Understanding the Core Mechanisms and Architecture of Vesto

Vesto operates as a sophisticated derivatives protocol that enables the creation of synthetic assets backed by diversified token baskets while simultaneously generating yield. This page explains the protocol's inner workings, from token issuance to redemption.

Core Mechanisms

1. Derivative Creation

When users interact with Vesto pools, they can create derivative tokens through two primary methods:

Multi-Asset Issuance

  • Users provide the exact proportions of all collateral tokens required by the pool
  • The protocol calculates the appropriate amount of each token based on:
    • Current asset weights in the pool
    • Nominal units of each asset
    • Current market prices via oracle feeds
  • The contributed collateral is accepted and the equivalent derivative tokens (VTokens) are minted and transferred to the user
  • Mathematically, the process follows the equation: DerivativeAmount = ∑(CollateralValue_i) / PoolValue

Single-Asset Issuance

  • For enhanced convenience, users can provide a single supported token (e.g. WETH)
  • The protocol automatically:
    • Values the contributed token via oracle
    • Swaps portions of the token for other required collateral assets using integrated DEX functionality
    • Distributes the resulting tokens across the required pool assets according to target weights
  • This enables a seamless entry point without requiring users to acquire multiple tokens beforehand

2. Collateral Management

Once collateral is provided to the pool, Vesto employs a yield-generating strategy to maximize returns:

  • The VestoStrategy contract manages all collateral assets
  • Tokens are tracked using a shares-based accounting system, where:
    • Each user's deposit is represented as shares in the strategy
    • The share price increases as yield accumulates
  • Collateral deployment follows a prioritized approach:
    • Currently, tokens are deployed to Aave lending markets
    • The protocol maintains a balance between deployed and idle assets based on liquidity needs
    • Assets in Aave earn interest according to market rates for each specific token Note: Tokens that are not supplied to Aave remain in the contract but do not generate yield. Future versions will add support for more protocols to enable yield generation.

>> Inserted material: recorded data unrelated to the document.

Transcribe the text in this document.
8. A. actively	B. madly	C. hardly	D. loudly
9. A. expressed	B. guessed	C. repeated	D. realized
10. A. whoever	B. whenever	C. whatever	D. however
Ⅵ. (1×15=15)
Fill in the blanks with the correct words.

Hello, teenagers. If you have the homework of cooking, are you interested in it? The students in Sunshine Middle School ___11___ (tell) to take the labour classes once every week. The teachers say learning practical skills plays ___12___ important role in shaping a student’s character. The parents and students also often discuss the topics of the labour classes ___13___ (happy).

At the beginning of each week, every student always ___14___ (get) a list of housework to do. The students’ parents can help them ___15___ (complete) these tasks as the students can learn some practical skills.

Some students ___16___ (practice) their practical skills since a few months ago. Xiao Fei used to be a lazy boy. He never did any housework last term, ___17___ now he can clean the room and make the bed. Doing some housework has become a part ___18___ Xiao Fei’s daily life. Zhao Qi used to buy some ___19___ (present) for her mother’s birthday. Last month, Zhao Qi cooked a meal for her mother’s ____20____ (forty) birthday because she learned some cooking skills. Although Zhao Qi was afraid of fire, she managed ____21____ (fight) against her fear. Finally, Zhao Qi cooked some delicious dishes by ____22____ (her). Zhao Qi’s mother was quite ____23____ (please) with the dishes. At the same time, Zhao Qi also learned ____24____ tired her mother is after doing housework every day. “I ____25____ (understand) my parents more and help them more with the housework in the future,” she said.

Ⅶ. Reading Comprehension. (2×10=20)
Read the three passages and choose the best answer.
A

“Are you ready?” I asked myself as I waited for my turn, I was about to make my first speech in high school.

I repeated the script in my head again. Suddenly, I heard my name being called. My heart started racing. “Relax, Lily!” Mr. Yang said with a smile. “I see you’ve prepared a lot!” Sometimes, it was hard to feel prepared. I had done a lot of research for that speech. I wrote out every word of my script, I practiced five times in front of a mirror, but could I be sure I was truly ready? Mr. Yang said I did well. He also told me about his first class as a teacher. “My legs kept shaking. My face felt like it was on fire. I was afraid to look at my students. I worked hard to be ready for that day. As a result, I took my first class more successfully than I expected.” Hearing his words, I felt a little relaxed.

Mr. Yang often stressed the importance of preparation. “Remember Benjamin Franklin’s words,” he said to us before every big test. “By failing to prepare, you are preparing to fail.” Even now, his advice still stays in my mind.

No yield generation strategy should pose any risk of loss to users, as Vesto's primary focus is to create a derivatives market that exposes users to price variations of multiple tokens while requiring only one. The yield received is a bonus; therefore, there are no leverage strategies or anything related. In a future version, new functionalities will be integrated, allowing users to earn yield by providing liquidity within Vesto without relying on external protocols.

3. Yield Accrual

The yield generation process is fully automated and benefits all pool participants:

  • Interest from lending activities accrues in real-time
  • The protocol tracks yield at the strategy level, where:
    • aTokens from Aave accumulate value representing the original deposit plus interest
    • The pool's total assets increase over time while the number of derivative tokens remains constant
    • This results in each derivative token being backed by an increasing amount of value
  • Yield distribution is implicit through the increased redemption value of derivative tokens
  • The accounting system ensures fair distribution based on the duration and amount of user participation

4. Derivative Redemption

Users can exit their position at any time through a redemption process:

  • When a user redeems their derivative tokens:

    • The protocol burns the VTokens
    • Calculates the proportional claim on the underlying assets including accrued yield
    • Withdraws the required assets from lending protocols if necessary
    • Transfers the appropriate amount of each collateral token to the user
  • A small redemption fee (currently 0.5%) is applied and directed to the fee recipient

  • Users receive their share of:

    • Original collateral proportional to their ownership
    • Accrued yield proportional to their ownership and duration of participation

5. Fees

The fees charged by the protocol will be detailed before its launch. These fees will be used for ecosystem maintenance, with a portion allocated to governance and another portion distributed to $VESTO stakeholders (the governance token of 0xVesto).